(Hong Kong) La méfiance des Hongkongais à l’égard des vaccins contre la COVID-19 fait que les autorités locales pourraient devoir prochainement jeter des doses périmées, au moment où ces fioles sont l’objet, ailleurs dans le monde, de toutes les convoitises.

L’ex-colonie britannique est un des rares endroits au monde à avoir réussi à se procurer suffisamment de doses pour vacciner l’ensemble de sa population, soit 7,5 millions d’habitants. Mais pour plusieurs raisons, la campagne de vaccination y est loin du succès espéré.  

Il y a d’abord la méfiance profonde des Hongkongais vis-à-vis de leurs gouvernants, perçus comme le bras de la répression chinoise, deux ans après l’immense mobilisation populaire de 2019.

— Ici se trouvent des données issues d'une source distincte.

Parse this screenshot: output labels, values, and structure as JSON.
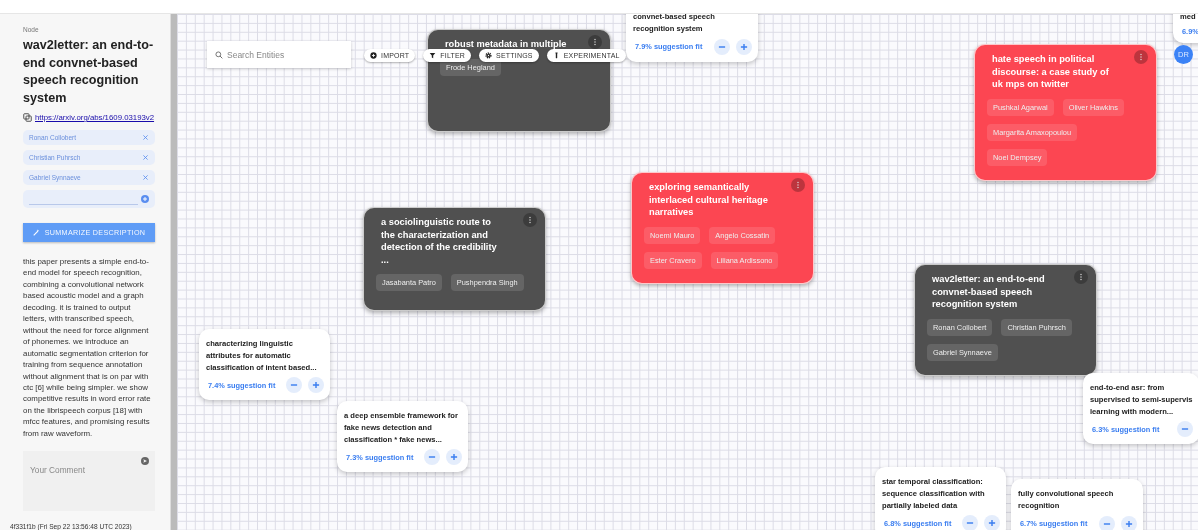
{
  "sidebar": {
    "label": "Node",
    "title": "wav2letter: an end-to-end convnet-based speech recognition system",
    "link": "https://arxiv.org/abs/1609.03193v2",
    "authors": [
      "Ronan Collobert",
      "Christian Puhrsch",
      "Gabriel Synnaeve"
    ],
    "summarize_button": "SUMMARIZE DESCRIPTION",
    "description": "this paper presents a simple end-to-end model for speech recognition, combining a convolutional network based acoustic model and a graph decoding. it is trained to output letters, with transcribed speech, without the need for force alignment of phonemes. we introduce an automatic segmentation criterion for training from sequence annotation without alignment that is on par with ctc [6] while being simpler. we show competitive results in word error rate on the librispeech corpus [18] with mfcc features, and promising results from raw waveform.",
    "comment_placeholder": "Your Comment"
  },
  "version": "4f331f1b (Fri Sep 22 13:56:48 UTC 2023)",
  "toolbar": {
    "search_placeholder": "Search Entities",
    "buttons": [
      {
        "kind": "import",
        "label": "IMPORT"
      },
      {
        "kind": "filter",
        "label": "FILTER"
      },
      {
        "kind": "settings",
        "label": "SETTINGS"
      },
      {
        "kind": "experimental",
        "label": "EXPERIMENTAL"
      }
    ]
  },
  "user_avatar": "DR",
  "nodes": [
    {
      "kind": "paper",
      "color": "#505050",
      "title": "robust metadata in multiple",
      "authors": [
        "Frode Hegland"
      ]
    },
    {
      "kind": "suggestion",
      "title": "convnet-based speech recognition system",
      "fit": "7.9% suggestion fit",
      "buttons": [
        {
          "kind": "minus"
        },
        {
          "kind": "plus"
        }
      ]
    },
    {
      "kind": "suggestion",
      "title": "med",
      "fit": "6.9%"
    },
    {
      "kind": "paper",
      "color": "#fc4652",
      "title": "hate speech in political discourse: a case study of uk mps on twitter",
      "authors": [
        "Pushkal Agarwal",
        "Oliver Hawkins",
        "Margarita Amaxopoulou",
        "Noel Dempsey"
      ]
    },
    {
      "kind": "paper",
      "color": "#fc4652",
      "title": "exploring semantically interlaced cultural heritage narratives",
      "authors": [
        "Noemi Mauro",
        "Angelo Cossatin",
        "Ester Cravero",
        "Liliana Ardissono"
      ]
    },
    {
      "kind": "paper",
      "color": "#505050",
      "title": "a sociolinguistic route to the characterization and detection of the credibility ...",
      "authors": [
        "Jasabanta Patro",
        "Pushpendra Singh"
      ]
    },
    {
      "kind": "paper",
      "color": "#505050",
      "title": "wav2letter: an end-to-end convnet-based speech recognition system",
      "authors": [
        "Ronan Collobert",
        "Christian Puhrsch",
        "Gabriel Synnaeve"
      ]
    },
    {
      "kind": "suggestion",
      "title": "characterizing linguistic attributes for automatic classification of intent based...",
      "fit": "7.4% suggestion fit",
      "buttons": [
        {
          "kind": "minus"
        },
        {
          "kind": "plus"
        }
      ]
    },
    {
      "kind": "suggestion",
      "title": "a deep ensemble framework for fake news detection and classification * fake news...",
      "fit": "7.3% suggestion fit",
      "buttons": [
        {
          "kind": "minus"
        },
        {
          "kind": "plus"
        }
      ]
    },
    {
      "kind": "suggestion",
      "title": "end-to-end asr: from supervised to semi-supervis learning with modern...",
      "fit": "6.3% suggestion fit",
      "buttons": [
        {
          "kind": "minus"
        }
      ]
    },
    {
      "kind": "suggestion",
      "title": "star temporal classification: sequence classification with partially labeled data",
      "fit": "6.8% suggestion fit",
      "buttons": [
        {
          "kind": "minus"
        },
        {
          "kind": "plus"
        }
      ]
    },
    {
      "kind": "suggestion",
      "title": "fully convolutional speech recognition",
      "fit": "6.7% suggestion fit",
      "buttons": [
        {
          "kind": "minus"
        },
        {
          "kind": "plus"
        }
      ]
    }
  ]
}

En cause également, la désinformation et le sentiment relativement répandu qu’il n’y a aucune urgence à se faire vacciner, en raison de la faible circulation du virus à Hong Kong et faute de mesures incitatives. Les dispositions drastiques de quarantaine ont en outre enlevé aux Hongkongais toute envie de voyager.

Mardi, un haut fonctionnaire les a avertis qu’ils n’avaient plus qu’une « fenêtre de trois mois » avant que le premier lot de vaccins Pfizer-BioNTech ne soit périmé.

« Le monde lutte »

Les vaccins « ne peuvent être utilisés après la date de péremption et les centres de vaccination de quartier administrant le BioNTech cesseront de fonctionner après septembre, selon le calendrier actuel », a déclaré à la radio publique RTHK Thomas Tsang, un ancien contrôleur du Centre pour la protection sanitaire.

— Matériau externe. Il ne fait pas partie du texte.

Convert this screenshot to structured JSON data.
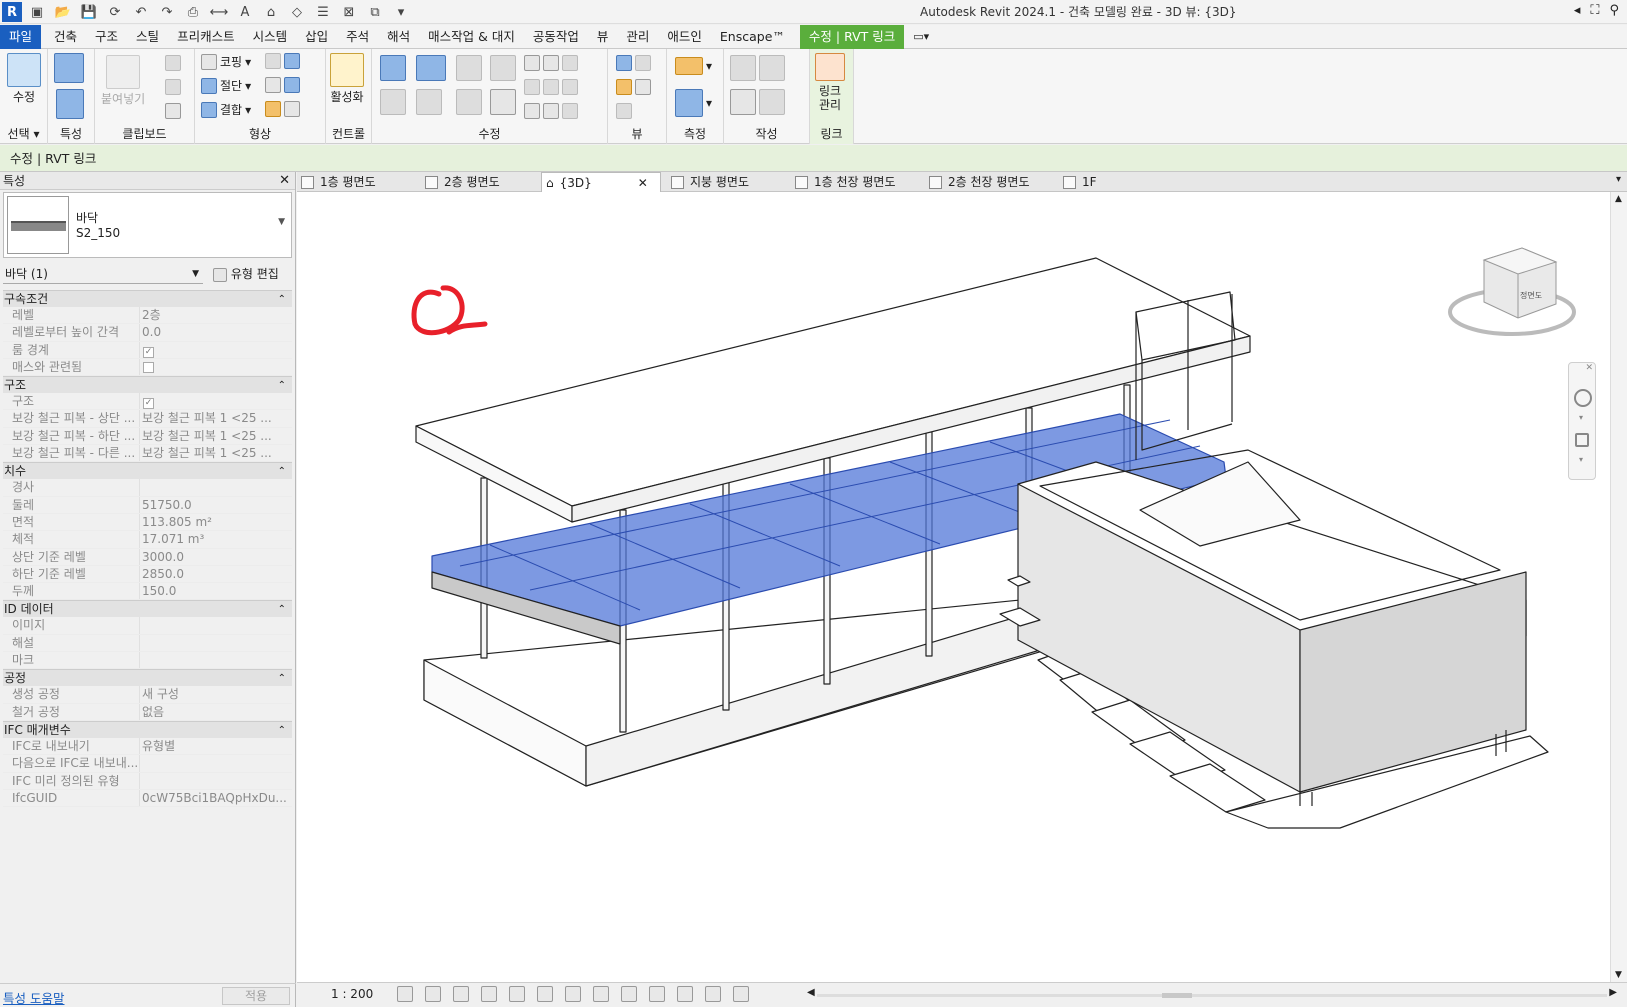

« Le monde entier lutte pour trouver des vaccins », a-t-il rappelé en estimant « injuste » que Hong Kong n’utilise pas ses doses.

Lundi, six dirigeants de pays d’Amérique latine et des Caraïbes ont réclamé à la communauté internationale un accès équitable aux vaccins.

« Nous lançons un appel ardent aux pays qui disposent d’un surplus de doses ou qui ont déjà vacciné leur population à risque, pour qu’ils mettent en œuvre des mesures afin que ces excédents soient distribués équitablement et de manière immédiate », ont affirmé les dirigeants d’Argentine, du Mexique, de Jamaïque, de Bolivie, d’Équateur et d’Uruguay dans un communiqué diffusé par le président du Costa Rica, Carlos Alvarado.

Hong Kong a acheté 7,5 millions de doses du vaccin Pfizer-BioNTech et autant du Sinovac (Chine), bien que non encore approuvé par l’Organisation mondiale de la santé (OMS).

Hong Kong avait aussi précommandé 7,5 millions de doses du vaccin AstraZeneca avant de se raviser, expliquant qu’elle projetait plutôt d’utiliser ce budget pour les vaccins de seconde génération.

A ce stade, 19 % de la population a reçu une première dose et 14 % la seconde.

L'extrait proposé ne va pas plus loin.